US infrastructure investment key to better jobs, less hunger, Bread for the World recommends

Rev. David Beckmann, president of Bread for the World, singled out the report's call for infrastructure improvements — including better public transit to link areas of concentrated poverty to job centers. (Unsplash/Jon Flobrant)

A national investment in widespread infrastructure improvement would create jobs, raise wages and help create a more inclusive economy, which is key to eradicating hunger and poverty in the United States, a new policy recommendation by a Christian anti-hunger lobby says.

"The Jobs Challenge: Working to End Hunger by 2030" includes a host of policy prescriptions, ranging from infrastructure improvements to immigration reform to increasing the minimum wage. The latter would have an "accordion effect" on anyone working a low-wage job, said one of the experts who worked on the report.

The Rev. David Beckmann, president of Bread for the World, singled out the report's call for infrastructure improvements — including better public transit to link areas of concentrated poverty to job centers, and broadband internet to connect rural Americans with job opportunities — as steps he believes could be accomplished with bipartisan support from Congress within three years.

"There are ways to improve job opportunities for millions of low-wage people," said Beckmann, but newly passed work requirements for people receiving Medicaid benefits, and proposed changes to the farm bill that would subject people receiving food assistance to strict work requirement, are not among them.

"We should prioritize the infrastructure that would help struggling people. This is something to fight for. This you can actually see, this you could win," said Beckmann, who expressed optimism that there is support for those initiatives. "It's not just fighting off deep cuts, but these are ways you could improve the wages of low-wage people."
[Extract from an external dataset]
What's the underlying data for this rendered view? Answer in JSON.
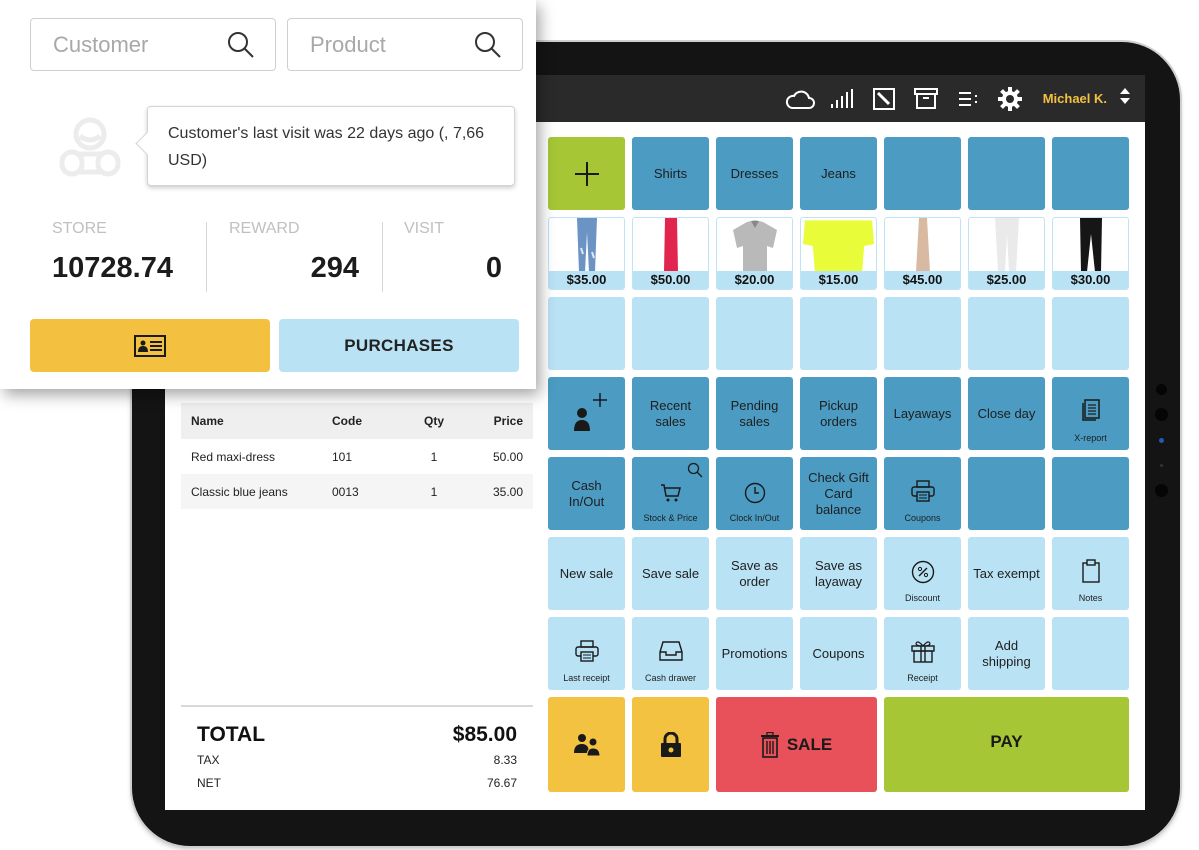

"Everybody recognizes our infrastructure has to be upgraded, and there's a tremendous opportunity to create jobs," said Todd Post, the report's senior editor. "We have ignored infrastructure for a long time, and there are real economic consequences."
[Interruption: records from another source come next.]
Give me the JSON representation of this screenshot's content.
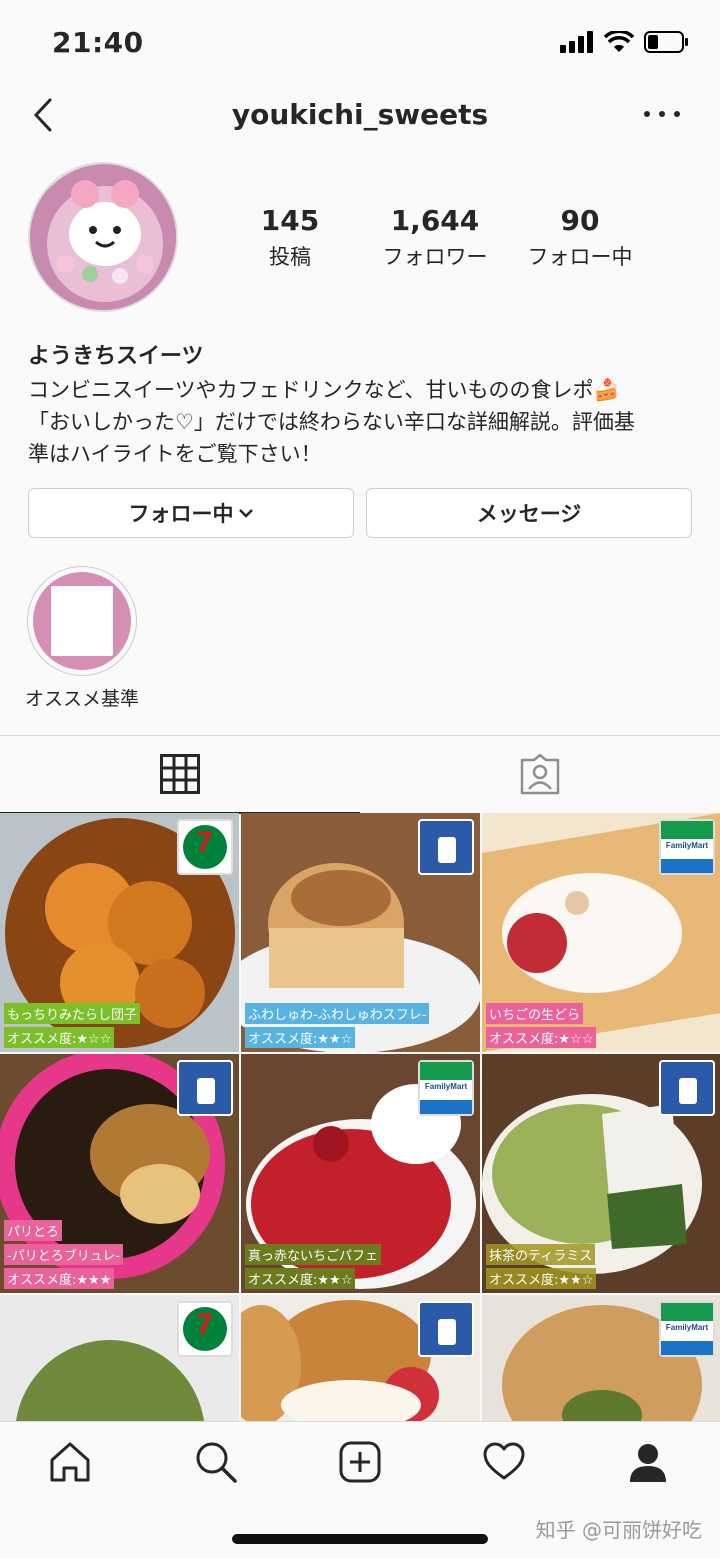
{
  "status": {
    "time": "21:40"
  },
  "nav": {
    "title": "youkichi_sweets"
  },
  "stats": [
    {
      "value": "145",
      "label": "投稿"
    },
    {
      "value": "1,644",
      "label": "フォロワー"
    },
    {
      "value": "90",
      "label": "フォロー中"
    }
  ],
  "bio": {
    "name": "ようきちスイーツ",
    "line1": "コンビニスイーツやカフェドリンクなど、甘いものの食レポ🍰",
    "line2": "「おいしかった♡」だけでは終わらない辛口な詳細解説。評価基",
    "line3": "準はハイライトをご覧下さい！"
  },
  "buttons": {
    "follow": "フォロー中",
    "message": "メッセージ"
  },
  "highlight": {
    "label": "オススメ基準"
  },
  "posts": [
    {
      "tag1": "もっちりみたらし団子",
      "tag2": "オススメ度:★☆☆",
      "store": "7eleven",
      "bg": "#a0521e"
    },
    {
      "tag1": "ふわしゅわ-ふわしゅわスフレ-",
      "tag2": "オススメ度:★★☆",
      "store": "lawson",
      "bg": "#d9a566"
    },
    {
      "tag1": "いちごの生どら",
      "tag2": "オススメ度:★☆☆",
      "store": "familymart",
      "bg": "#e7d4b6"
    },
    {
      "tag1": "パリとろ",
      "tag1b": "-パリとろブリュレ-",
      "tag2": "オススメ度:★★★",
      "store": "lawson",
      "bg": "#5a3718"
    },
    {
      "tag1": "真っ赤ないちごパフェ",
      "tag2": "オススメ度:★★☆",
      "store": "familymart",
      "bg": "#c2202a"
    },
    {
      "tag1": "抹茶のティラミス",
      "tag2": "オススメ度:★★☆",
      "store": "lawson",
      "bg": "#8aa44a"
    },
    {
      "store": "7eleven",
      "bg": "#6f8a3c"
    },
    {
      "store": "lawson",
      "bg": "#c8843a"
    },
    {
      "store": "familymart",
      "bg": "#cf9e5e"
    }
  ],
  "familymart_text": "FamilyMart",
  "watermark": "知乎 @可丽饼好吃"
}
The report, which was signed off on by more than 30 national religious leaders, usually gains wide circulation on Capitol Hill.

"I think there's recognition that the economy is not working for a lot of people in this country," said Post, "both among conservatives and democrats."

The report's policy recommendations fall under four broad categories:

  • Make the economy more inclusive by: improving infrastructure to spur productivity and job creation, investing in "human infrastructure" such as early childhood and nutrition programs and job training, reducing incarceration rates, and enacting legal protections for undocumented immigrants so they can contribute to the national economy.
  • Connect communities of concentrated poverty to opportunities by: improving public transportation, investing in high-speed internet for rural areas, and providing better financial services to small businesses and entrepreneurs.
  • Promote the dignity of work by: increasing the minimum wage, improving working conditions for low-income workers, and strengthening unemployment insurance.
  • Continue U.S. leadership on international policies that foster shared prosperity by: continuing to lead on trade, climate change, and Sustainable Development Goals; and strengthening U.S. assistance to fragile states.

The report, issued annually by the Bread for the World Institute, lays out a stark picture of the U.S. since 1980, where "rising inequality, declining economic mobility, and stagnant wages have eroded faith in democratic institutions."

While the top 1 percent of income earners have seen their earnings skyrocket in that time — averaging more than $1 million in 2014, according to the report — wages for most Americans have remained stagnant.

(Courtesy of Bread for the World)

"Since 1980, most gains are going to the rich," said Post. "This was not inevitable. There's nothing natural about it — it's not like continental drift. These are policies that are creating these inequalities."

Average inflation-adjusted incomes are worth less today than they were almost 50 years ago, he said, with those in the bottom half of the income percentile making an average of just $24,900 in 2014.

Trade policies and the 2017 tax cut, which funneled 83 percent of direct benefits to the top 1 percent of the income distribution and gave massive tax cuts to corporations, have contributed to this income inequality.

By contrast, other high-income countries invest a greater share of national income to help displaced workers adapt to changes in the economy, says the report, spending more on health, education and economic security and less on assistance programs.

The report notes that much of the progress made against hunger in the last 50 years has been due to federal programs such as SNAP (Supplemental Nutrition Assistance Program, formerly called food stamps) and the Earned Income Tax Credit, and not because the working poor are better able to afford food.

"If you look at the minimum wage, a minimum-wage worker working full time for a full year would have an income of about $15,000," Post said.

The federal minimum wage has been stuck at $7.25 since 2009, he noted, and is worth 27 percent less today than it was 50 years ago. If it had grown over the years with average wages, it would be $11.62 today, or $19.33 if it had grown with productivity. But it has done neither.

"With the help of food stamps or the Earned Income Tax Credit, if you're a parent, that would boost your income," Post added, "but it won't double your income."

[Julie Bourbon is an NCR contributor based in Washington, D.C.]

A version of this story appeared in the May 4-17, 2018 print issue under the headline: Bread for the World recommends US infrastructure investment.